WASHINGTON - An Army sergeant who was wounded in Iraq wants a chance to remain in the military as an openly gay soldier, a desire that's bringing him into conflict with the Pentagon's "don't ask, don't tell" policy.
http://www.military.com/NewsContent/0,13319,FL_gay_040805,00.html?ESRC=army.nl
It's really nothing new, war time or no, we've still got to get rid of our servicemen if we find that they're a bunch of peter-pumpers.
A recent congressional study on the impact of "don't ask, don't tell" said that hundreds of highly skilled troops, including many translators, have left the armed forces because of the rule, at a cost of nearly $200 million, mostly for recruiting and training replacements for 9,500 troops discharged between 1994 and 2003.
Is there any price too high to pay to satisfy the fragile ideals of what manhood and fitness for duty really are held by the frightened and ignorant men in Washington and wearing the brass?
Sgt. Robert Stout, 23, says he has not encountered trouble from fellow soldiers and would like to stay if not for the policy that permits gay men and women to serve only if they keep their sexual orientation a secret.
Even after being hit by shrapnel from a Grenade, Stout is ready and willing to go back into action, and serve country that wouldn't have him; too frightened by the prospect of the fact that different in some ways, though he may be, he's still a human being, and still identifies as a patriotic American willing to put his life on the line for us all. It's quite a shame that neither his willingness nor his ableness, and not even his prior service or proof of dedication to the cause have anything to do with the consideration of his discharge.
Elaine Donnelly, president of the Center for Military Readiness, a conservative advocacy group that opposes gays serving in the military, said a better way to avoid the cost of replacing soldiers who are discharged for being gay is to make it very clear to people who enlist in the military, including Stout, that they are ineligible to serve if they are gay.
"I honor and respect his service to this country, but the fact that he's wounded really doesn't change the underlying fact. ... He is not eligible to serve," Donnelly said, adding that there are many reasons why people aren't eligible to serve. "This is just one of them."
Well I've got to hand it to fellow sciforums poster, Baron Max. It seems that his dog-dumb anti-analysis summation that rules are rules, and are somehow beyond any reach of logic reason or assessment seems to be catching on. I must be getting old; the idea that rules were to serve some sort of purpose seemed to be much more prevalent when I was young.
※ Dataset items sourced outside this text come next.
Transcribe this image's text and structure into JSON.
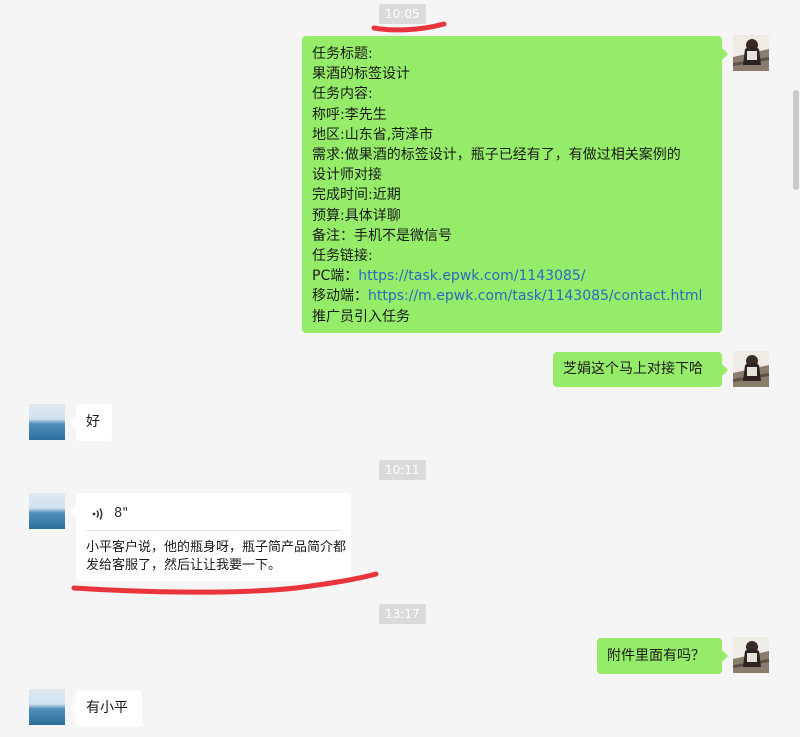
{
  "times": [
    "10:05",
    "10:11",
    "13:17"
  ],
  "messages": {
    "task": {
      "lines": [
        "任务标题:",
        "果酒的标签设计",
        "任务内容:",
        "称呼:李先生",
        "地区:山东省,菏泽市",
        "需求:做果酒的标签设计，瓶子已经有了，有做过相关案例的",
        "设计师对接",
        "完成时间:近期",
        "预算:具体详聊",
        "备注：手机不是微信号",
        "任务链接:"
      ],
      "pc_label": "PC端：",
      "pc_url": "https://task.epwk.com/1143085/",
      "mobile_label": "移动端：",
      "mobile_url": "https://m.epwk.com/task/1143085/contact.html",
      "footer": "推广员引入任务"
    },
    "m2": "芝娟这个马上对接下哈",
    "m3": "好",
    "voice": {
      "icon": "voice-wave-icon",
      "duration": "8\"",
      "transcript_line1": "小平客户说，他的瓶身呀，瓶子简产品简介都",
      "transcript_line2": "发给客服了，然后让让我要一下。"
    },
    "m5": "附件里面有吗？",
    "m6": "有小平"
  },
  "colors": {
    "outgoing_bubble": "#95ec69",
    "incoming_bubble": "#ffffff",
    "background": "#f5f5f5",
    "annotation_red": "#e8343a",
    "link": "#2a6ac0"
  }
}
Mrs. Donnelly's assessment of the situation, as absurdly fatalistic and unthinking, though it may be, causes a little smile to creep across my face each time I read over it. It reminds me of an episode of the Cartoon Network's "Aqua Teen Hunger Force" In which Frylock asks Shake if he finds it at all odd that their friends Meatwad and Carl were washing the car at midnight - Ever dense and dismissive, Shake just shrugs and says "People do things, It's a fact!" and creeps away, satisfied that the situation has been adequately addressed. Though the scene may lose a bit of humor in translation to text, I assure you that the delivery on the show is simply hysterical. Kind of a shame that our country's leadership shares the spirit of message with a talking milk shake, though.
Stout said he suspected while in high school that he was gay but didn't acknowledge it until later. "Then I noticed that it wasn't a phase or anything. This is me," said Stout, who enlisted in the Army after graduating in 2000.
A familiar story, my own discovery of my homosexuality was fairly similar, lots of odd feelings in highschool that I just considered a phase, and gradual acceptance later on. Stout is only a year older than me, if things had gone different I could have been in the same place as he's in now. I was wondering how to pay for college, and my parents and I were thinking that serving in the army might just be a good way to go about it.
Indeed a few of my highschool buddies have been over in Iraq. They've killed, and been shot at, they've come back changed, and seeming a lot older than they were last I saw them. One of my classmates, one year my junior returned from his third tour recently. He went back to my old highschool, which my little sister now attends. He spoke to the students, told 'em what life was like out there. He was treated as an honored guest of the school, hailed as a hero. Just as Stout was, when he was Awarded his Purple Heart.
The discovery, however, of one rather trivial piece of information - simply who he was thinking about back home to keep him going each day, to kill when he had too and stay focussed on his job transformed him from a hero into an exile, and anathema. We honored him, he's ever god-damned kid we think of when we tie those yellow ribbons around our mailboxes, and put the stickers on our cars saying that we support our troops. Now, though all we've got to say to him is "Thanks for the blood, Stout - yours and theirs, now get the hell out of our sight, you make us sick."
I can think of no final words of incense and disgust. I'm going now to seek strong drink, and put on Pink Floyd's "The Final Cut". There are times when I can't bear to admit that this is America.